Virus, tome 1: Incubation, Sylvain Ricard (scénario), Rica (dessin). Editions Delcourt, 136 pages, 18,95 euros.
Ils pensaient trouver Guillaume Roblès dans son appartement mais le laborantin a quitté la terre ferme pour se ressourcer et faire la fête en croisière à bord du paquebot Babylone of the seas. « Ils », ce sont les membres d’une unité d’intervention spéciale. Des gros bras du gouvernement français qui le recherchent dans le cadre d’une affaire très sensible, menaçant la sécurité du pays pour ne pas dire celle du monde.
Porteur d’un virus mortel, Guillaume se sait recherché mais le jeune homme n’en a cure, préférant fréquenter les bars du bateau et fricoter avec la belle et peu farouche Emma rencontrée au large des côtes françaises. A Paris, le ministre de la Santé va mal. Il est convoqué à une réunion avec « les gars » de l’Intérieur, de la Défense et de la Présidence.
Telle l’une des sept plaies d’Egypte, une extraordinaire crise sanitaire est en approche. Un agent pathogène, dérivé des virus H5N1 et de la variole, extrêmement contagieux et mortel, s’est « échappé » – en même temps que Guillaume – d’un laboratoire de recherches. Pour l’heure, le virus, dont le vaccin reste à trouver, est isolé en pleine mer sur le Babylone of the seas. Mais les jours des 2500 participants à une techno party célébrant le solstice du premier jour de l’été sont, eux, bel et bien comptés. Tout comme ceux des 2 500 membres d’équipage… Très vite, le bateau se transforme en endroit de mort.

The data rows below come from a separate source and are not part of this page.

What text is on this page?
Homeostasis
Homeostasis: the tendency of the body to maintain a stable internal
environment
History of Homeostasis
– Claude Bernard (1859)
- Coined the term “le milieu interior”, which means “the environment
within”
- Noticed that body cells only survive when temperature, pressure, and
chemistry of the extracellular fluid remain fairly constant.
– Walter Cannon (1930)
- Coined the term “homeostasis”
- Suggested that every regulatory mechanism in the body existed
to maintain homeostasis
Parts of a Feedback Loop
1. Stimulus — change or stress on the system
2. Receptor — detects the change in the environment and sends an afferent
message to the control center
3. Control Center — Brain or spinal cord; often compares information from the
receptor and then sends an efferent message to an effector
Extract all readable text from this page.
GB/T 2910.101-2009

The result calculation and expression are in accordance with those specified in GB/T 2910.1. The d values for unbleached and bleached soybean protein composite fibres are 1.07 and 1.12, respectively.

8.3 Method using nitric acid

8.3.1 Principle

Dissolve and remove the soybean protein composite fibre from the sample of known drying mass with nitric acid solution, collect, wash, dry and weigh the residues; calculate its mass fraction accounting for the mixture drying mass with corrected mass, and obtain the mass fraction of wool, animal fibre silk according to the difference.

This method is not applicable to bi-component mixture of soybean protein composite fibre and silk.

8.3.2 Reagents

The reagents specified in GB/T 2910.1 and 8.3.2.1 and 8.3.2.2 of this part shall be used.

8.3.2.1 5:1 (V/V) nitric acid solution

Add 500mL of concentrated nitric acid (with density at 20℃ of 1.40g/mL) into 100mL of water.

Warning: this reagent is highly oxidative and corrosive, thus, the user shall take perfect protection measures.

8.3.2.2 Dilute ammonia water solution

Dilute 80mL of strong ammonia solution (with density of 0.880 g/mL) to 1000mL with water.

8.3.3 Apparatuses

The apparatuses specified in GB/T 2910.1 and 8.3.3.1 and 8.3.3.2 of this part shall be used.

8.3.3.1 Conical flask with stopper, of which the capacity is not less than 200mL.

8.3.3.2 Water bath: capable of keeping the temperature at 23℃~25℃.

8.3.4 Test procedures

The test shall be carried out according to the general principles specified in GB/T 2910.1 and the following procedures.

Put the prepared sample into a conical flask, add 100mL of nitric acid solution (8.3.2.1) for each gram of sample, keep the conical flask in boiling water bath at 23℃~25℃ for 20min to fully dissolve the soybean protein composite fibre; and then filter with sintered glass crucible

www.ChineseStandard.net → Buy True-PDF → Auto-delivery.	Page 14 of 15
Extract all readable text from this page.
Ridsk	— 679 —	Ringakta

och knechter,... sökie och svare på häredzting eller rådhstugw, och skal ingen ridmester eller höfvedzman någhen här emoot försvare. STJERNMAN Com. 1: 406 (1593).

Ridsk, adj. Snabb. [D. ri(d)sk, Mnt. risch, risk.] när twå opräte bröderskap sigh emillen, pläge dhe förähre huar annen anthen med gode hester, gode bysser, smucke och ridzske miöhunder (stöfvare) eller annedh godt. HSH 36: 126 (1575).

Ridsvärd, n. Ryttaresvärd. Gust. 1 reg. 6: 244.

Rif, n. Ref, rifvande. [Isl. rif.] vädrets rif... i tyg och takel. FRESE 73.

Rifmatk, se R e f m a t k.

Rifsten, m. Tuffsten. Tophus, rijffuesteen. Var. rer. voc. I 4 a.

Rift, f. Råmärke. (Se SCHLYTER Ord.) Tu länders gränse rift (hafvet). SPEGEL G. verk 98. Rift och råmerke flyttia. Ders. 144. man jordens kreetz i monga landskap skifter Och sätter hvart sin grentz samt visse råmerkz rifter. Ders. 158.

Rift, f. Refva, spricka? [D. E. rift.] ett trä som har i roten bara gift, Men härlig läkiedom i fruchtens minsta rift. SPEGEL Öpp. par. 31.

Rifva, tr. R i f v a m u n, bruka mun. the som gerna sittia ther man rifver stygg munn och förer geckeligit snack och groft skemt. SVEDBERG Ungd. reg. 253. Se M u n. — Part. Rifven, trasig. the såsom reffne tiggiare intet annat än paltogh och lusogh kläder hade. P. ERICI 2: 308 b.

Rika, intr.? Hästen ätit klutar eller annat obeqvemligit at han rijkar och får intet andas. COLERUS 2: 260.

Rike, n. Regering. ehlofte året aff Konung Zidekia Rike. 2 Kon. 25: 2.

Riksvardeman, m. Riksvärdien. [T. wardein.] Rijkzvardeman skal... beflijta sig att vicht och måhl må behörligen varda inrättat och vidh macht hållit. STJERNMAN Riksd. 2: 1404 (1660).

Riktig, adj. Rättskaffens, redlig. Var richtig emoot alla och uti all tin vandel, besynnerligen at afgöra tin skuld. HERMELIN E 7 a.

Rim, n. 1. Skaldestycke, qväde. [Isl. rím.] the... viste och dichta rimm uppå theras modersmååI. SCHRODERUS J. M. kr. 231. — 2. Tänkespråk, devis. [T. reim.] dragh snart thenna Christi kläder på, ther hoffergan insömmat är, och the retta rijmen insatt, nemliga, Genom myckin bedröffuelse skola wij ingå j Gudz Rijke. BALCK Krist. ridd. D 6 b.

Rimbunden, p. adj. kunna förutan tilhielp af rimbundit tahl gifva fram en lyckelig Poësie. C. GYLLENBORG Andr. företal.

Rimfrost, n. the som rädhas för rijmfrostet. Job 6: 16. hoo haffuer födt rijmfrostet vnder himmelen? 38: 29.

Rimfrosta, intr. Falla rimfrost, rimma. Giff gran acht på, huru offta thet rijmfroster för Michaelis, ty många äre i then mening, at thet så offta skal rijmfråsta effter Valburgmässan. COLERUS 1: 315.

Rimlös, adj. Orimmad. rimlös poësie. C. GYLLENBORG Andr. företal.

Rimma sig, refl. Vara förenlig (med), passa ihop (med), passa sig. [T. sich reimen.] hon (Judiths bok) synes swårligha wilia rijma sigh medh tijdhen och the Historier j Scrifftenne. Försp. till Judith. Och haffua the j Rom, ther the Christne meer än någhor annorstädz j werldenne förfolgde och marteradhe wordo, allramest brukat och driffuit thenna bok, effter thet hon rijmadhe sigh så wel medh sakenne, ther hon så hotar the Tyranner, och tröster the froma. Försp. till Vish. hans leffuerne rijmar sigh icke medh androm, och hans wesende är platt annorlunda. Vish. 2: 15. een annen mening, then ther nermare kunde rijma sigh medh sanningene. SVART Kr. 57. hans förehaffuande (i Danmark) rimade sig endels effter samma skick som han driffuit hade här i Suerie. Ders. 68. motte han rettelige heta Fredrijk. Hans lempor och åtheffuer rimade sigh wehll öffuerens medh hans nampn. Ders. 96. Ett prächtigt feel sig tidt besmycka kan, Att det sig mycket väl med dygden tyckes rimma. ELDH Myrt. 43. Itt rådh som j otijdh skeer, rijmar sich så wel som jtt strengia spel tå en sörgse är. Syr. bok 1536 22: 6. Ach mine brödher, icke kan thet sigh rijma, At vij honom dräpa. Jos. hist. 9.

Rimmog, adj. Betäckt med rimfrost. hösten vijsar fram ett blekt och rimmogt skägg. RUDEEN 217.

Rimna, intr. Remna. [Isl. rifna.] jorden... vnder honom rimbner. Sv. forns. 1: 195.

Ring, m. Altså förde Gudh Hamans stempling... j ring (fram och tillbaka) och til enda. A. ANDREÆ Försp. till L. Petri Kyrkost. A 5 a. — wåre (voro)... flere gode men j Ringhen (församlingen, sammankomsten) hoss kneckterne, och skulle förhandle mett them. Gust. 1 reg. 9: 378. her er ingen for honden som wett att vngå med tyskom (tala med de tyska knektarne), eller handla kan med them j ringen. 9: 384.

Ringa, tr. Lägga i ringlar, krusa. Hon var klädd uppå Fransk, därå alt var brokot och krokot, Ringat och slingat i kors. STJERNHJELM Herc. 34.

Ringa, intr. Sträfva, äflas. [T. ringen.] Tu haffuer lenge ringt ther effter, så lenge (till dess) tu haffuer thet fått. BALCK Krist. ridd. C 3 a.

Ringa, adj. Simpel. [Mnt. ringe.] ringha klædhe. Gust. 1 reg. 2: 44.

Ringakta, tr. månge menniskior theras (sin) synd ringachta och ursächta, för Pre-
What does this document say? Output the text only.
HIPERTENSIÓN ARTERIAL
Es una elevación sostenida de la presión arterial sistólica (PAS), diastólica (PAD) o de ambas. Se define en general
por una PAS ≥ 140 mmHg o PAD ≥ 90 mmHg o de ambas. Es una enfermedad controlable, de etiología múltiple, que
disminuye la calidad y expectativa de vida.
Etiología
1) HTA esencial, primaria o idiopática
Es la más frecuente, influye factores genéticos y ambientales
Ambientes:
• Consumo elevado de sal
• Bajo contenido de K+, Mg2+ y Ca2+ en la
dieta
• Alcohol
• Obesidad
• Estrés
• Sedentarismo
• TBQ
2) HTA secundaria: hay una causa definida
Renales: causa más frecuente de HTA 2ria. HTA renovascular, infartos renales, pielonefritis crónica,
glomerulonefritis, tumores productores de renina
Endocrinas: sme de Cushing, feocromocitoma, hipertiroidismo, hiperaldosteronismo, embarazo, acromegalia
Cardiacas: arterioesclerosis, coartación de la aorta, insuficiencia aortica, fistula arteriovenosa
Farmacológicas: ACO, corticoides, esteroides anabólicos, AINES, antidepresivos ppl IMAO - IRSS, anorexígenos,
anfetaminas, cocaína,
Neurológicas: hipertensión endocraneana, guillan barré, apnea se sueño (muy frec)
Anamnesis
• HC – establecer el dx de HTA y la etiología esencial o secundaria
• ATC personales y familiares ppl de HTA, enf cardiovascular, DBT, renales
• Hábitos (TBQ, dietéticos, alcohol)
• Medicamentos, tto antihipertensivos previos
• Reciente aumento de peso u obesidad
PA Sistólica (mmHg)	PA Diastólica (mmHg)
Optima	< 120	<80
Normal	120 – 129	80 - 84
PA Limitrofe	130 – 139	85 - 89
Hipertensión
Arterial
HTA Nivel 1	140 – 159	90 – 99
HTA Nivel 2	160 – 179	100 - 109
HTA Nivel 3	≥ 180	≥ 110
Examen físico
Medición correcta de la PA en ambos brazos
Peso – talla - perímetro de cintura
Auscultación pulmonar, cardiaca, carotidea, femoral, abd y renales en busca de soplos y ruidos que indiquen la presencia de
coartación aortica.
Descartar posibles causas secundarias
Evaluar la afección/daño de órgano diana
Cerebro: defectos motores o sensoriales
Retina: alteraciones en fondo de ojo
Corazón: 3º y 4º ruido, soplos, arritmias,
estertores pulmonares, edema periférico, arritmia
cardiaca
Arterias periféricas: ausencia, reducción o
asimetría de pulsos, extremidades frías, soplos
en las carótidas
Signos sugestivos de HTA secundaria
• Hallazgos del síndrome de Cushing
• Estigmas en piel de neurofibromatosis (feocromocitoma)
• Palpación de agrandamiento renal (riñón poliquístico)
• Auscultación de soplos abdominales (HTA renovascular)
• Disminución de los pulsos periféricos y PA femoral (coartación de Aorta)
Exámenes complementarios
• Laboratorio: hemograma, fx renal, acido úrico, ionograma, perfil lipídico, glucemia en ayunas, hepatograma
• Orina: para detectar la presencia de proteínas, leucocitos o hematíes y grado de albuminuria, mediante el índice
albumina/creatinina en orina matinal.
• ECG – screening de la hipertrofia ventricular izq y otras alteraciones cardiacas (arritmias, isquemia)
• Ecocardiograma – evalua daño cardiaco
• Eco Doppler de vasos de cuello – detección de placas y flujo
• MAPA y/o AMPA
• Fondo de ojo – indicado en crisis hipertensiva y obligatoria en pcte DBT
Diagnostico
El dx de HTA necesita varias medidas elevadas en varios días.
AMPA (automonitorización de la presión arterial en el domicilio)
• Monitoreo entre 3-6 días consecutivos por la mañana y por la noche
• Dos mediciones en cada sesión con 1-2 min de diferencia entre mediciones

Seb, preneur de son pour la chaîne Abuzz TV est la première victime. Pris d’étourdissement, de maux de ventre et de vomissements, le technicien s’éteint en à peine quelques minutes, dans d’atroces souffrances. A bord, les cas se multiplient. La peur, l’incompréhension et la panique envahissent le paquebot. Le président de la République Hervé Levalle est informé de la situation en temps réel. Le chef de l’Etat doit prendre une décision, la plus difficile de son mandat. Pour sauver des milliards de personnes, sera-t-il prêt à en sacrifier plusieurs milliers ?
Du suspense, de l’action, une tension constante et le début d’une romance. Le premier tome de Virus, imaginé par le prolifique Sylvain Ricard, fait dans l’efficacité. La bande dessinée nous plonge dans un thriller épidémiologique plutôt réaliste, loin d’être farfelu. Il faut dire que l’auteur sait parfaitement de quoi il parle, lui qui fut ingénieur biologiste moléculaire durant la première partie de sa vie professionnelle avant de se lancer, à temps plein, dans l’écriture de scénarios de bande dessinée (il a publié une trentaine de livres dont Banquise, Motherfucker ou encore On a mangé Zidane et a cofondé La Revue dessinée et Topo).
Si le point de départ de l’album ne fait pas forcément dans l’originalité, on entre rapidement dans l’histoire. Sans temps mort, on suit le personnage principal dont on ignore les motivations exactes. De nombreuses questions restent effectivement en suspens tout au long de ce tome. On ignore par exemple pourquoi il a quitté le labo où il travaillait en emportant le virus et toutes les recherches attenantes. A bord du Babylone of the seas, où il s’est réfugié, on fait ensuite connaissance avec toute une galerie de personnages, parfois stéréotypés comme cette équipe télé venue couvrir la rave party géante.
La mayonnaise prend bien et on prend un plaisir (malsain il faut bien l’avouer) à voir passagers et membres d’équipage lutter vainement contre le virus. Un virus que le gouvernement veut éradiquer par tous les moyens.
La fin justifie-t-elle les moyens ? C’est la lancinante question qui taraude les dirigeants du pays (et le lecteur). Pour l’heure, ils choisissent de contenir l’épidémie mais les navires de guerre se rapprochent et ne laissent augurer rien de bon dans le tome 2 qui s’annonce tout aussi palpitant.
A noter que la bande dessinée est enrichie d’un dossier complet sur les virus en tout genre utilisés comme armes biologiques dans notre monde contemporain. On apprend ainsi que le président américain Donald Trump a autorisé en décembre 2017 la reprise des recherches sur des virus mortels. Pas étonnant venant de ce sinistre individu mais qui fait froid dans le dos… On y trouve aussi en bonus quelques magnifiques pages du tome 2. Ce n’est pas tout puisque le récit de Sylvain Ricard est superbement servi par les dessins soignés, en noir et blanc, de Rica vu dans UCT, Minus, E dans l’eau, Tribute to Popeye… Le Dunkerquois est aussi bon pour dessiner les scènes d’action ou les simples portraits dans un style semi-réaliste et très expressif. Bref, on se laisse volontiers contaminer par ce Virus.